Doing his duty and proving the adage “a dog is a man’s best friend,” the black Labrador Orlando bravely jumped on to the rail tracks at Manhattan to save his blind master.
Cecil and Orlando both escaped serious injury and at worst a horrible death when the incoming train passed over on top of them, an incredible conclusion to a much expected mortality of both when Cecil Williams started to feel fainting while waiting on his train to go to his dentist.
“He tried to hold me up,” says emotional voice cracking Williams on an interview from the Associated Press on his hospital bed.
Onlookers says the black Lab Orlando began barking desperately to his master and tried to push him up so as to stop Williams from falling from the platform. Matthew Martin, a man who witnessed the whole miraculous incident, says to the New York Post that the brave dog leapt down and tried to move his master from the tracks even as the train approached.
Martin said that Orlando was kissing his master, obviously trying to wake him up and move.
Concerned witnesses around called for help as the train’s motorman decreased his speed as he approached while still, Cecil and Orlando were in the tracks, desperately waiting for a miracle.
“The dog saved my life,” Williams said in full gratitude to his faithful dog.
Williams even heard someone telling him to be still as he regained consciousness whilst the train approached above them, leaving them completely safe under it. Emergency workers came minutes after and later put him on a stretcher and pulled him out of the subway. Orlando was miraculously not injured.

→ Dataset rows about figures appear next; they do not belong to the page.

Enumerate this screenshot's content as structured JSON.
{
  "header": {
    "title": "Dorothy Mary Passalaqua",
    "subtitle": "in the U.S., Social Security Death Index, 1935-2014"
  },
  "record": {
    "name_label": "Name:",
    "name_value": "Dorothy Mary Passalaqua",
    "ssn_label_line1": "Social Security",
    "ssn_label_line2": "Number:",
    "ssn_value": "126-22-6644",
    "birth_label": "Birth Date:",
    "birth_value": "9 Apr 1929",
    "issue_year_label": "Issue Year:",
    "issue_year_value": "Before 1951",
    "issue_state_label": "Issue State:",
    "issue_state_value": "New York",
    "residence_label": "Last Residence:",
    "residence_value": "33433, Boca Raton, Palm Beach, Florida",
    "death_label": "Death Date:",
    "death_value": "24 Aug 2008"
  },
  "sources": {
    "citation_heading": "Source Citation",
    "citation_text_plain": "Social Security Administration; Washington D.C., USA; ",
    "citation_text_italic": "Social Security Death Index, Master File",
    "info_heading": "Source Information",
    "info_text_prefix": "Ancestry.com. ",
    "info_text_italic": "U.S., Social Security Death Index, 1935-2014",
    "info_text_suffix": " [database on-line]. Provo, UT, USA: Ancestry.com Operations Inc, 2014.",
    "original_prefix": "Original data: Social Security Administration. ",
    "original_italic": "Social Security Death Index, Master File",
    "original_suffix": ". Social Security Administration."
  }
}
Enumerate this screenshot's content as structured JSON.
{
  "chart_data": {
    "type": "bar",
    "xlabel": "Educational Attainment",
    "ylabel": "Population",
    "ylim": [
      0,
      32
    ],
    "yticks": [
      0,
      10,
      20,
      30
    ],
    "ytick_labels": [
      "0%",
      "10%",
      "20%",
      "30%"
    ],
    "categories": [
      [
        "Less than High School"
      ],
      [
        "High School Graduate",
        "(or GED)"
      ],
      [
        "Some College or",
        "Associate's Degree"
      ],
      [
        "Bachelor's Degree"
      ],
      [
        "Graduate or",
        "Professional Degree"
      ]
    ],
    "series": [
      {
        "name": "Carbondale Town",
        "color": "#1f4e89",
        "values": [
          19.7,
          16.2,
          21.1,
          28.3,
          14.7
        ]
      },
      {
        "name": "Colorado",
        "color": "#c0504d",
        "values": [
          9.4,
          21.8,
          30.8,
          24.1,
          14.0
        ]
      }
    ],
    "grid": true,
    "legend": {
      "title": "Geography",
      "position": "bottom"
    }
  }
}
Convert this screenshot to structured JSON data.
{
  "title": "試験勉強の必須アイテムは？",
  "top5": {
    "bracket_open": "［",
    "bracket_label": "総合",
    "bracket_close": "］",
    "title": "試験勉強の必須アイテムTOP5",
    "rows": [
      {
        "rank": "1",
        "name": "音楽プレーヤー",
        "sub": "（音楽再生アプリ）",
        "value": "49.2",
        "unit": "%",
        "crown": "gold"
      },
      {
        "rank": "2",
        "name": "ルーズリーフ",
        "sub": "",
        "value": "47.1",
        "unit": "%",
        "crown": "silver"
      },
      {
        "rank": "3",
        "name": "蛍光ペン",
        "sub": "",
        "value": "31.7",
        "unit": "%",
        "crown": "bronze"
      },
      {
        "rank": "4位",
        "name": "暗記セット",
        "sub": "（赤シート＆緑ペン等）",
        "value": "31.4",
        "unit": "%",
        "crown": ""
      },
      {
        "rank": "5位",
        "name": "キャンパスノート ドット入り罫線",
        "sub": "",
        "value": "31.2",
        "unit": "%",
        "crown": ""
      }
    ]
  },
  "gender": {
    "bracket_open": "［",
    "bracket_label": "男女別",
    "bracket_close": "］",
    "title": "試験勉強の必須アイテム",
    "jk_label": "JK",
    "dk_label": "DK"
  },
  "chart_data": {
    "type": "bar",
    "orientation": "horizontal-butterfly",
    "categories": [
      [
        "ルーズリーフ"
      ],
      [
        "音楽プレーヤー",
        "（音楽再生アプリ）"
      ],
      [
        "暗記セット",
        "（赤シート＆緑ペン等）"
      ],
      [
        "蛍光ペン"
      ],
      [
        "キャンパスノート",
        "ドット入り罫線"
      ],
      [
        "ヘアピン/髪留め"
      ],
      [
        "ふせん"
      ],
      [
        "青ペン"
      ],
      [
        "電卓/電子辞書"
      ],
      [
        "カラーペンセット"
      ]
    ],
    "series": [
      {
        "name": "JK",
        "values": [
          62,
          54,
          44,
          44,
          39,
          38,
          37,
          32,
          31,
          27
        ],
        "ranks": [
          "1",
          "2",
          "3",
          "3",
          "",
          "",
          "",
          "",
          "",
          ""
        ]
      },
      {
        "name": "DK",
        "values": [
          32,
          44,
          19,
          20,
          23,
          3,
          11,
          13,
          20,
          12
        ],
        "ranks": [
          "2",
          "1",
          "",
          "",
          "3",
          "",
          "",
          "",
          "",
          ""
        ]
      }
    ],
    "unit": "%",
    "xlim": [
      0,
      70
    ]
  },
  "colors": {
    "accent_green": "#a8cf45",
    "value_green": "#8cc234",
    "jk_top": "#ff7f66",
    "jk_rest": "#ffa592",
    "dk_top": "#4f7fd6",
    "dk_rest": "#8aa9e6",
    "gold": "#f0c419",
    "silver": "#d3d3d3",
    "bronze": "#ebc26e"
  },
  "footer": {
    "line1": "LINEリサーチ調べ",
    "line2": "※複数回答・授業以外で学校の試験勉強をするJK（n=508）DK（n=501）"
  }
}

William said in an interview, “I’m feeling amazed, I feel that God, the powers that be, have something in store for me. They didn’t take me away this time. I’m here for a reason.”

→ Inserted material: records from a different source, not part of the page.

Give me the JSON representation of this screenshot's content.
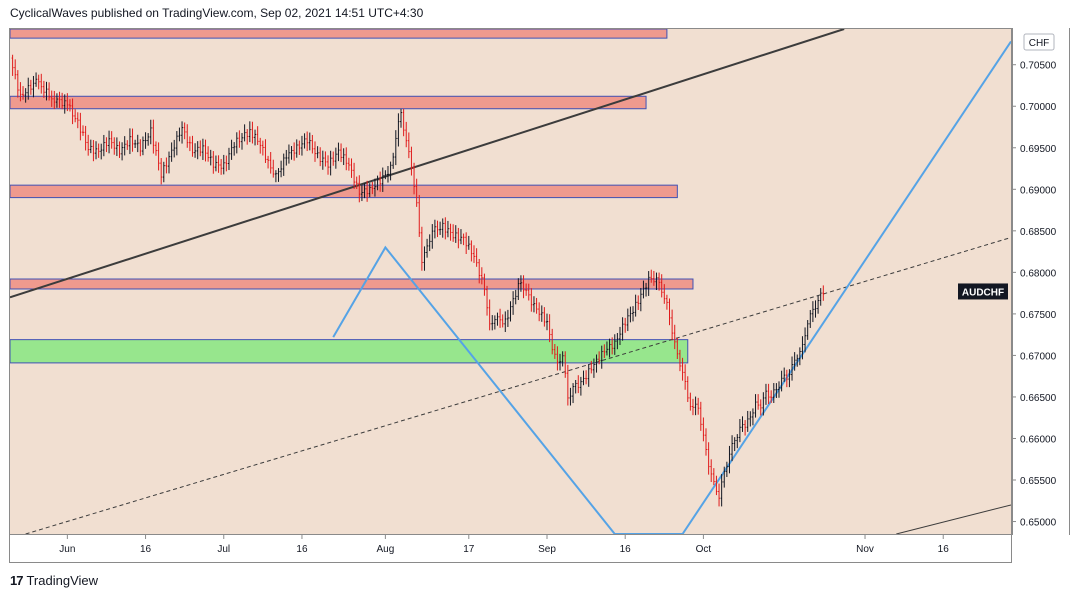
{
  "header": {
    "text": "CyclicalWaves published on TradingView.com, Sep 02, 2021 14:51 UTC+4:30"
  },
  "footer": {
    "logo_glyph": "17",
    "brand": "TradingView"
  },
  "colors": {
    "background": "#f1dfd1",
    "candle_up": "#131722",
    "candle_down": "#e01b1b",
    "zone_red_fill": "#ef9a8e",
    "zone_red_border": "#3f51b5",
    "zone_green_fill": "#97e68d",
    "zone_green_border": "#3f51b5",
    "trendline": "#3c3c3c",
    "pattern": "#55a3e6",
    "badge_bg": "#131722"
  },
  "chart_data": {
    "type": "line",
    "symbol": "AUDCHF",
    "currency_label": "CHF",
    "symbol_label": "AUDCHF",
    "y_axis": {
      "ylim": [
        0.6485,
        0.7093
      ],
      "ticks": [
        "0.70500",
        "0.70000",
        "0.69500",
        "0.69000",
        "0.68500",
        "0.68000",
        "0.67500",
        "0.67000",
        "0.66500",
        "0.66000",
        "0.65500",
        "0.65000"
      ]
    },
    "x_axis": {
      "xlim": [
        "2021-05-21",
        "2021-11-29"
      ],
      "ticks": [
        {
          "label": "Jun",
          "date": "2021-06-01"
        },
        {
          "label": "16",
          "date": "2021-06-16"
        },
        {
          "label": "Jul",
          "date": "2021-07-01"
        },
        {
          "label": "16",
          "date": "2021-07-16"
        },
        {
          "label": "Aug",
          "date": "2021-08-01"
        },
        {
          "label": "17",
          "date": "2021-08-17"
        },
        {
          "label": "Sep",
          "date": "2021-09-01"
        },
        {
          "label": "16",
          "date": "2021-09-16"
        },
        {
          "label": "Oct",
          "date": "2021-10-01"
        },
        {
          "label": "Nov",
          "date": "2021-11-01"
        },
        {
          "label": "16",
          "date": "2021-11-16"
        }
      ]
    },
    "last_price": 0.6777,
    "series": [
      {
        "values": [
          [
            "2021-05-21",
            0.7058
          ],
          [
            "2021-05-23",
            0.7012
          ],
          [
            "2021-05-26",
            0.703
          ],
          [
            "2021-05-29",
            0.701
          ],
          [
            "2021-06-01",
            0.7002
          ],
          [
            "2021-06-03",
            0.698
          ],
          [
            "2021-06-05",
            0.695
          ],
          [
            "2021-06-07",
            0.6945
          ],
          [
            "2021-06-09",
            0.696
          ],
          [
            "2021-06-11",
            0.6945
          ],
          [
            "2021-06-13",
            0.696
          ],
          [
            "2021-06-15",
            0.695
          ],
          [
            "2021-06-17",
            0.697
          ],
          [
            "2021-06-19",
            0.6918
          ],
          [
            "2021-06-21",
            0.6945
          ],
          [
            "2021-06-23",
            0.6975
          ],
          [
            "2021-06-25",
            0.6945
          ],
          [
            "2021-06-27",
            0.695
          ],
          [
            "2021-06-29",
            0.693
          ],
          [
            "2021-07-01",
            0.6928
          ],
          [
            "2021-07-03",
            0.6955
          ],
          [
            "2021-07-06",
            0.697
          ],
          [
            "2021-07-08",
            0.6955
          ],
          [
            "2021-07-10",
            0.6925
          ],
          [
            "2021-07-11",
            0.6915
          ],
          [
            "2021-07-13",
            0.694
          ],
          [
            "2021-07-15",
            0.695
          ],
          [
            "2021-07-17",
            0.696
          ],
          [
            "2021-07-19",
            0.694
          ],
          [
            "2021-07-21",
            0.693
          ],
          [
            "2021-07-23",
            0.6945
          ],
          [
            "2021-07-25",
            0.693
          ],
          [
            "2021-07-27",
            0.6895
          ],
          [
            "2021-07-29",
            0.69
          ],
          [
            "2021-07-31",
            0.691
          ],
          [
            "2021-08-02",
            0.6925
          ],
          [
            "2021-08-03",
            0.696
          ],
          [
            "2021-08-04",
            0.6995
          ],
          [
            "2021-08-05",
            0.6955
          ],
          [
            "2021-08-06",
            0.693
          ],
          [
            "2021-08-07",
            0.688
          ],
          [
            "2021-08-08",
            0.6815
          ],
          [
            "2021-08-09",
            0.683
          ],
          [
            "2021-08-10",
            0.685
          ],
          [
            "2021-08-12",
            0.6855
          ],
          [
            "2021-08-14",
            0.6845
          ],
          [
            "2021-08-16",
            0.684
          ],
          [
            "2021-08-18",
            0.682
          ],
          [
            "2021-08-20",
            0.678
          ],
          [
            "2021-08-21",
            0.6735
          ],
          [
            "2021-08-22",
            0.6745
          ],
          [
            "2021-08-24",
            0.674
          ],
          [
            "2021-08-26",
            0.6775
          ],
          [
            "2021-08-27",
            0.679
          ],
          [
            "2021-08-28",
            0.6775
          ],
          [
            "2021-08-30",
            0.6755
          ],
          [
            "2021-09-01",
            0.674
          ],
          [
            "2021-09-02",
            0.671
          ],
          [
            "2021-09-03",
            0.669
          ],
          [
            "2021-09-04",
            0.67
          ],
          [
            "2021-09-05",
            0.665
          ],
          [
            "2021-09-06",
            0.666
          ],
          [
            "2021-09-08",
            0.667
          ],
          [
            "2021-09-10",
            0.669
          ],
          [
            "2021-09-12",
            0.6705
          ],
          [
            "2021-09-14",
            0.6715
          ],
          [
            "2021-09-16",
            0.674
          ],
          [
            "2021-09-18",
            0.676
          ],
          [
            "2021-09-20",
            0.6785
          ],
          [
            "2021-09-21",
            0.6795
          ],
          [
            "2021-09-22",
            0.679
          ],
          [
            "2021-09-23",
            0.678
          ],
          [
            "2021-09-24",
            0.676
          ],
          [
            "2021-09-25",
            0.673
          ],
          [
            "2021-09-26",
            0.67
          ],
          [
            "2021-09-27",
            0.668
          ],
          [
            "2021-09-28",
            0.665
          ],
          [
            "2021-09-29",
            0.6635
          ],
          [
            "2021-09-30",
            0.664
          ],
          [
            "2021-10-01",
            0.66
          ],
          [
            "2021-10-02",
            0.657
          ],
          [
            "2021-10-03",
            0.6545
          ],
          [
            "2021-10-04",
            0.653
          ],
          [
            "2021-10-05",
            0.656
          ],
          [
            "2021-10-06",
            0.658
          ],
          [
            "2021-10-07",
            0.66
          ],
          [
            "2021-10-08",
            0.661
          ],
          [
            "2021-10-10",
            0.6625
          ],
          [
            "2021-10-11",
            0.664
          ],
          [
            "2021-10-12",
            0.664
          ],
          [
            "2021-10-13",
            0.6655
          ],
          [
            "2021-10-14",
            0.665
          ],
          [
            "2021-10-15",
            0.666
          ],
          [
            "2021-10-16",
            0.667
          ],
          [
            "2021-10-17",
            0.6675
          ],
          [
            "2021-10-18",
            0.6685
          ],
          [
            "2021-10-19",
            0.67
          ],
          [
            "2021-10-20",
            0.671
          ],
          [
            "2021-10-21",
            0.674
          ],
          [
            "2021-10-22",
            0.6755
          ],
          [
            "2021-10-23",
            0.6765
          ],
          [
            "2021-10-24",
            0.6777
          ]
        ]
      }
    ],
    "zones": [
      {
        "kind": "resistance",
        "top": 0.7093,
        "bottom": 0.7082,
        "x_end": "2021-09-24"
      },
      {
        "kind": "resistance",
        "top": 0.7012,
        "bottom": 0.6997,
        "x_end": "2021-09-20"
      },
      {
        "kind": "resistance",
        "top": 0.6905,
        "bottom": 0.689,
        "x_end": "2021-09-26"
      },
      {
        "kind": "resistance",
        "top": 0.6792,
        "bottom": 0.678,
        "x_end": "2021-09-29"
      },
      {
        "kind": "support",
        "top": 0.6719,
        "bottom": 0.6691,
        "x_end": "2021-09-28"
      }
    ],
    "trendlines": [
      {
        "style": "solid",
        "from": [
          "2021-05-21",
          0.677
        ],
        "to": [
          "2021-10-28",
          0.7093
        ]
      },
      {
        "style": "dashed",
        "from": [
          "2021-05-24",
          0.6485
        ],
        "to": [
          "2021-11-29",
          0.6842
        ]
      },
      {
        "style": "solid",
        "from": [
          "2021-11-07",
          0.6485
        ],
        "to": [
          "2021-11-29",
          0.652
        ]
      }
    ],
    "pattern": {
      "points": [
        [
          "2021-07-22",
          0.6722
        ],
        [
          "2021-08-01",
          0.683
        ],
        [
          "2021-09-14",
          0.6485
        ],
        [
          "2021-09-27",
          0.6485
        ],
        [
          "2021-11-29",
          0.7078
        ]
      ]
    }
  }
}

Williams was taken to a hospital, and Orlando at his bedside. Saying he is not sure why he lost consciousness in spite of taking his medications regularly.
On an interview at the hospital, Orlando was described by his master as a serious but laid-back. Saying more, sometime later he will receive some kind of a special treat from Williams.
“(He) gets me around and saves my life on a daily basis,” says Williams.
Cecil Williams of Brooklyn was blind since 1995, and Orlando was his second guide dog and will be retiring soon. Williams said his medical benefits will cover a new guide dog, but he’ll be looking first a good home for Orlando.
“I would definitely keep him,” says Williams if he had the money.